Set in 1807, the game places the player in the role of an unnamed investigator for the East India Company. The Obra Dinn, a merchant ship that disappeared five years earlier, has reappeared near the coast of England with no survivors. The player must examine the ship, piece together what happened during the voyage, and determine what happened to the 60 people who were on board. This includes finding out the cause of death for those who died or where the living might be. The player uses a device called the "Memento Mortem," a pocket watch that shows the moment of death. The game is played from the player’s perspective and uses black-and-white graphics inspired by early Macintosh computer games.
Critics gave the game mostly positive reviews, praising its story, puzzles, and creativity. It was compared favorably to Her Story (2015). Many outlets named it one of the best video games of 2018, and later considered it one of the greatest games of all time.
Gameplay
The Obra Dinn, insured by the East India Company, disappeared in 1803 while sailing around the Cape of Good Hope.

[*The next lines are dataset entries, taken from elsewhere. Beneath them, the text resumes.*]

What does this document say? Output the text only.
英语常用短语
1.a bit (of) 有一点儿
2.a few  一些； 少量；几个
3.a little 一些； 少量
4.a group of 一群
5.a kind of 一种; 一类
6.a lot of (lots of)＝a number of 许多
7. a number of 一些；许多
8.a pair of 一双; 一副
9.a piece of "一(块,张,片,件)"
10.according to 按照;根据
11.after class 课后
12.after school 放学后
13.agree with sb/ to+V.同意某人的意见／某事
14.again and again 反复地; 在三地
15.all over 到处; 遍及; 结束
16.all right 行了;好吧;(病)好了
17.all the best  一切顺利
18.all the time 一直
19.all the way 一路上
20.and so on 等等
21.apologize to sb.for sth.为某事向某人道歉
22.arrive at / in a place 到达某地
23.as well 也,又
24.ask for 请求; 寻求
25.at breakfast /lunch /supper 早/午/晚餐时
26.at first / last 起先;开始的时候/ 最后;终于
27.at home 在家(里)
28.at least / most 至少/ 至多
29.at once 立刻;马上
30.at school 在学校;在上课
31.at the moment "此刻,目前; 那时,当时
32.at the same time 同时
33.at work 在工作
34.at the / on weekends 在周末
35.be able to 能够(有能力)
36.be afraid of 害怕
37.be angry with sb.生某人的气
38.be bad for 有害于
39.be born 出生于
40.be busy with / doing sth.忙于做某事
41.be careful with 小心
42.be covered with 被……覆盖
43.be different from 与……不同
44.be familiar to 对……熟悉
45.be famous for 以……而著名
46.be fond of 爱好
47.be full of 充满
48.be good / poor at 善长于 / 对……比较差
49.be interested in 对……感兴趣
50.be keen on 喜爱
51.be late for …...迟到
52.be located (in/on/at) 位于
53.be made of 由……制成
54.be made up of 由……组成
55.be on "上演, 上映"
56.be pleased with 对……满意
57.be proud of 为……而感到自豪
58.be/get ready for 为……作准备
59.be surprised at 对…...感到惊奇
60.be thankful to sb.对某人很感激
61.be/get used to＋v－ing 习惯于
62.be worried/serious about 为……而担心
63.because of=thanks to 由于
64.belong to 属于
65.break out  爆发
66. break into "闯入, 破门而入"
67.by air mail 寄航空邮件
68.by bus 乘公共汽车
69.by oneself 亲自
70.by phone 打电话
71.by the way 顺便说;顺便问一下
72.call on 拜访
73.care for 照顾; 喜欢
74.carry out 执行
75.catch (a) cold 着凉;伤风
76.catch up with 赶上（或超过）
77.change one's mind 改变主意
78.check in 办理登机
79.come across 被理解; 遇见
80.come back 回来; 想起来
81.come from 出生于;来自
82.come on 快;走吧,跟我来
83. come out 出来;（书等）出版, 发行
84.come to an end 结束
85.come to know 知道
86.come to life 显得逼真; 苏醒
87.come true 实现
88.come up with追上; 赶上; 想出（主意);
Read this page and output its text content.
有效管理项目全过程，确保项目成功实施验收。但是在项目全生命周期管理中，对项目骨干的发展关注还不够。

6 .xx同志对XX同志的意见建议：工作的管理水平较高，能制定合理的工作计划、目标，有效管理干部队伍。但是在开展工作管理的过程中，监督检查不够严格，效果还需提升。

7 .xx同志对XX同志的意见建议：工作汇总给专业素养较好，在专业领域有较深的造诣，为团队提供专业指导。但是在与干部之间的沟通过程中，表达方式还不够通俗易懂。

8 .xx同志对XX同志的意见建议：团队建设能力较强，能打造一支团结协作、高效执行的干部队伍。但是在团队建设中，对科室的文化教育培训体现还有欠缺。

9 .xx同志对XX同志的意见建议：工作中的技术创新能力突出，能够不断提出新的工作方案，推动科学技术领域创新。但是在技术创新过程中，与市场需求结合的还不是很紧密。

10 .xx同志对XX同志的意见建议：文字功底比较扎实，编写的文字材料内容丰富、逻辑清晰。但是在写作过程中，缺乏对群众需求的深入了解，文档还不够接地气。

It later reappeared, but all sixty passengers and crew were either dead or missing. The player’s goal is to uncover the fate of everyone on board, including their names, how they died, who or what caused their deaths, and where they might be if they are still alive.
Return of the Obra Dinn is a complex logic puzzle presented as a first-person adventure game. Players explore the ship using a black and white pixel style that resembles early computer graphics. To track progress, players receive a logbook containing drawings of all crew members, a list of crew names, and a map of the ship. They also receive a pocket watch called the Memento Mortem, which can be used on a corpse to hear the events of the final moments before death. This allows players to examine the frozen moment of death, identify who was present, explore other areas of the ship, and note important details. These clues help connect crew members’ faces to their names and roles. During a moment of death, players can use the watch again to investigate the fates of other corpses visible in the scene.
As players discover deaths, the logbook automatically records basic information. The player’s task is to name the individuals present and accurately describe how they died. Names are determined through small clues, logical reasoning, and narrowing down possibilities as the game progresses. Causes of death are chosen from a list, and some deaths allow multiple solutions. Players can update their logbook as they learn more, but correct answers are only confirmed in groups of three, except for the final six deaths, which are confirmed in groups of two. Near the end of the game, players must correctly identify the names and causes of death for fifty-eight of the sixty people on board.
Plot
The Obra Dinn, a merchant ship commanded by Captain Robert Witterel, leaves Falmouth, Cornwall, in 1802 with 52 crew members and 8 passengers heading to the Orient. Among the passengers are Captain Witterel’s wife, Abigail; a musician named Nunzio Pasqua; a wealthy Englishwoman named Jane Bird; and two Formosan nobles along with their guards, who are transporting a valuable chest. The ship does not reach the Cape of Good Hope as planned and is considered lost. Five years later, the vessel is found near England, but all aboard are dead or missing. The East India Company sends a new chief inspector to investigate what happened. The inspector receives a copy of the ship’s logbook, drawings of the passengers and crew, and a magical pocket watch called the Memento Mortem from the ship’s surgeon, Henry Evans, who lives in Morocco. The Mortem allows the user to see the exact moment of a person’s death when used on a corpse or its remains.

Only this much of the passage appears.